Rechtspraak
Gerechtshof Den Haag (Locatie 's-Gravenhage), 15 januari 2019
ECLI:NL:GHDHA:2019:21
werknemer/Arrow Services B.V.
Feiten
Arrow stelt uitzendkrachten ter beschikking aan derden in de vleesverwerkende industrie. Werknemer is op 17 juni 2014 voor de duur van 26 weken als uitzendkracht in dienst getreden bij Arrow. De overeenkomst is vervolgens tweemaal verlengd, eerst voor een periode van 104 weken en vervolgens voor een periode van 12 maanden. Op de arbeidsovereenkomst(en) was de NBBU-cao van toepassing. De laatste arbeidsovereenkomst (tot 17 juni 2017) is niet voortgezet. In de periode van 11 november 2014 tot 1 november 2017 was de cao voor de Vleessector algemeen verbindend verklaard. Werknemer vordert in eerste aanleg onder meer de aanzegvergoeding, de transitievergoeding, de eindejaarsuitkering en te weinig betaald loon en toeslag. In eerste aanleg heeft de kantonrechter de transitievergoeding, de eindejaarsuitkering en het loon en toeslagen toegekend.
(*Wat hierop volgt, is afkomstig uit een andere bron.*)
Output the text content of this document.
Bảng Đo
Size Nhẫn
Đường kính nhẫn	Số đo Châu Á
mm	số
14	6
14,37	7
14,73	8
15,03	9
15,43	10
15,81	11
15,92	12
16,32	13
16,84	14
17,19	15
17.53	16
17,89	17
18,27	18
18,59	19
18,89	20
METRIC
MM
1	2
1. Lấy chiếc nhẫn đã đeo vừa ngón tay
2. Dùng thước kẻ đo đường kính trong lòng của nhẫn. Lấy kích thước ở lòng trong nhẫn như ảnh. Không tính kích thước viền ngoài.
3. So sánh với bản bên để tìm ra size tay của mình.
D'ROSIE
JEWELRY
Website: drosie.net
De werknemer komt op tegen de afwijzing van de overige vorderingen en verzoekt alsnog volledige toewijzing.
Oordeel
Werknemer meent dat hij op basis van de NBBU-cao aanspraak maakt op het loon volgens de cao voor de Vleessector. Het hof stelt vast dat werknemer valt onder de cao voor de Vleessector op het moment dat deze algemeen verbindend is verklaard. Werknemer heeft echter ook op het moment dat de cao voor de vleessector niet algemeen verbindend was verklaard recht op hetzelfde loon en vergoedingen als die welke worden toegekend aan werknemers in een gelijke of vergelijkbare functie van de inlener. Voorstaande komt erop neer dat werknemer ook tijdens de periode dat de cao niet algemeen verbindend was, aanspraak maakt op het loon en toeslagen conform de cao. De eindejaarsuitkering valt hier niet onder. Werknemer maakt slechts in de jaren dat de cao algemeen verbindend was verklaard aanspraak op de eindejaarsuitkering. Het beroep van Arrow dat zij stelt dat zij de toepassing van de inlenersbeloning heeft gebaseerd op de informatie als verstrekt door de inlener en er geen sprake was van opzet dan wel kennelijk misbruik en om deze reden toepassing van de inlenersbeloning niet met terugwerkende kracht kan worden toegepast, wordt door het hof verworpen. Volgens het hof is sprake van opzet dan wel van kennelijk misbruik, nu mag worden verondersteld dat Arrow bekend is met de cao voor de vleessector. Arrow houdt zich immers (nagenoeg) uitsluitend bezig met het uitzenden van werknemer in de vleeswerkende industrie. Ten aanzien van de aanzegvergoeding overweegt het hof dat direct aan het begin van de arbeidsovereenkomst kenbaar mag worden gemaakt dat de arbeidsovereenkomst niet zal worden voortgezet. Nu hieromtrent in de uitzendovereenkomst een bepaling was opgenomen, heeft Arrow voldaan aan haar aanzegplichting.